Tarde de farra en Huertas. Tapeamos un poco antes de entregarnos a la noche, metiéndonos en bares donde tienen cabezas de toro colgadas en las paredes y carteles y símbolos que pregonan su condición de bares españolísimos, que son los que más entusiasman a los guiris. Olores a salsa brava, a ración de oreja y a fritura. De camino a uno de los garitos de tapas más emblemáticos, La Tía Cebolla, recordamos que esa misma noche se celebra el siempre hortera y trasnochado Festival de Eurovisión, un show que durante años me ha parecido caspa pura. Nos decimos que, hombre, ya puestos, luego habrá que ir a casa para ver la esperada actuación del “Chiki Chiki”. Aunque sea para echar unas risas y asistir a algo histórico.
Es justo al entrar por la puerta de La Tía Cebolla cuando nos fijamos en el televisor que hay al fondo, a un par de metros por encima del suelo. El bar está lleno. No hay una mesa libre y apenas un hueco en la barra, y todo el mundo está mirando a la pantalla de la tele. Más o menos como cuando entras en una tasca y hay fútbol y el personal está viendo, con mucha atención, los últimos minutos de un partido. Pues igual. Pero no es fútbol. Es Eurovisión, y entramos en el momento en que David Fernández da vida a su personaje ante las cámaras del mundo.
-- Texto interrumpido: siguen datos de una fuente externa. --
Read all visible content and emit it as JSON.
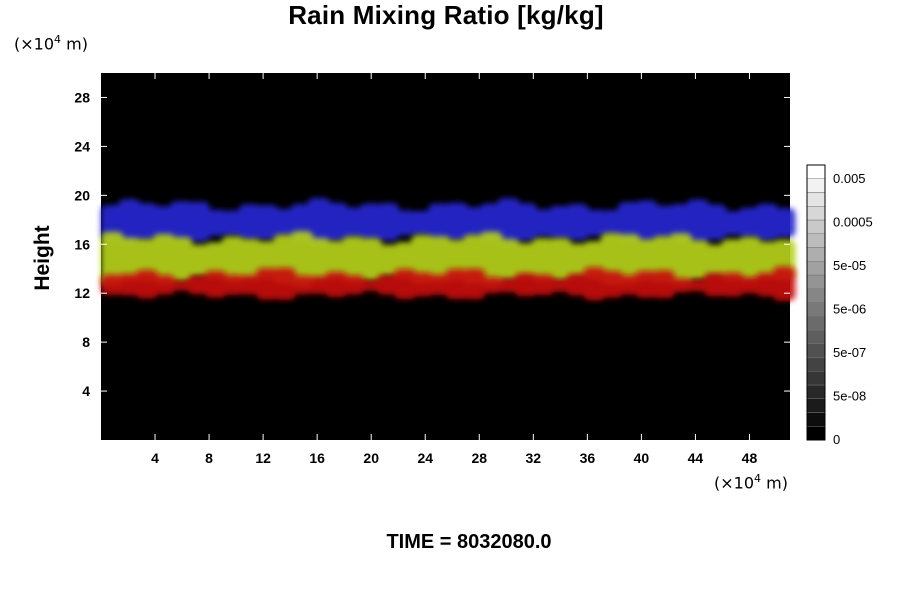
{
  "chart_data": {
    "type": "heatmap",
    "title": "Rain Mixing Ratio [kg/kg]",
    "ylabel": "Height",
    "xlabel": "",
    "x_unit": {
      "prefix": "(×10",
      "exponent": "4",
      "suffix": " m)"
    },
    "y_unit": {
      "prefix": "(×10",
      "exponent": "4",
      "suffix": " m)"
    },
    "xlim": [
      0,
      51
    ],
    "ylim": [
      0,
      30
    ],
    "x_ticks": [
      4,
      8,
      12,
      16,
      20,
      24,
      28,
      32,
      36,
      40,
      44,
      48
    ],
    "y_ticks": [
      4,
      8,
      12,
      16,
      20,
      24,
      28
    ],
    "background": "#000000",
    "layers": [
      {
        "band": [
          16.4,
          19.2
        ],
        "color": "#2626d2"
      },
      {
        "band": [
          13.0,
          16.5
        ],
        "color": "#b6d21e"
      },
      {
        "band": [
          11.8,
          13.6
        ],
        "color": "#c81010"
      }
    ],
    "colorbar": {
      "levels": 20,
      "labels": [
        "0.005",
        "0.0005",
        "5e-05",
        "5e-06",
        "5e-07",
        "5e-08",
        "0"
      ]
    },
    "time_label": "TIME = 8032080.0"
  }
}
Ya es casualidad. Así que lo vemos allí, de pie, antes de pedir las cañas y de coger sitio en el único hueco de la barra. Uno de los camareros quita la música de fondo y sube el volumen de la televisión. Para hacer la broma, supongo, apaga la tele durante un segundo y los clientes pitan y protestan. Vuelve a encenderla. Cuando el “Chiki Chiki” acaba, la gente que hay en el bar vitorea, silba, aplaude. Es ese viejo entusiasmo que ya conocemos y que significa esto: “¡Ánimo, que somos españoles!”. La gente bebe cañas de cerveza y jarras de sangría y come las raciones de paella a las que convidan con la consumición. Una ración pura y dura de España. Habrá gente a la que esto le moleste. Pero si estuviéramos, en vez de en Madrid o en Zamora o en León, en un pub de Londres o en una cervecería de Berlín, se nos llenaría de orgullo hasta el alma.
Se ha hablado hasta la saciedad del tal Rodolfo, y existen opiniones para todos los gustos. Es posible que yo sea una de las pocas personas que no han escrito acerca del tema en los periódicos y hoy quiero hacerlo. A mí el “Chiki Chiki” no me parece mal, dentro de los criterios que rodean a su confección (un producto, un invento de varios amigos, una higa a la horterada de Eurovisión), si me lo permiten. La primera vez que lo vi en la tele no entendía nada, pero mi familia me explicó que era una broma de Buenafuente and company. Entonces me hizo gracia, aunque luego he sufrido la saturación absoluta: me he cansado de verlo y oírlo, y de escuchar chistes al respecto y versiones diferentes. ¿Por qué digo que no me parece mal el “Chiki Chiki”? Primero, porque lo considero un simple divertimento. Y segundo, y he aquí lo más interesante, porque se trata de una parodia. España es un país cuya tradición viene de la parodia. Empezando por “Don Quijote de la Mancha”, que parodia a las novelas de caballerías. A partir de ahí, el resto es parodia. Aquí parodiamos a los superhéroes: “Superlópez”. A los agentes secretos: “Mortadelo y Filemón” y “Anacleto”. Pajares y Esteso fueron una burla de los playboys. “Torrente” parodia a los filmes de acción al estilo de “Cobra”. Busquen en películas, novelas y tebeos españoles y encontrarán la parodia. Puede que el único gran personaje hispano, opuesto a la parodia y exportable sea “Alatriste”. Este es un país donde sabemos jugar con el humor. ¿Qué problema hay?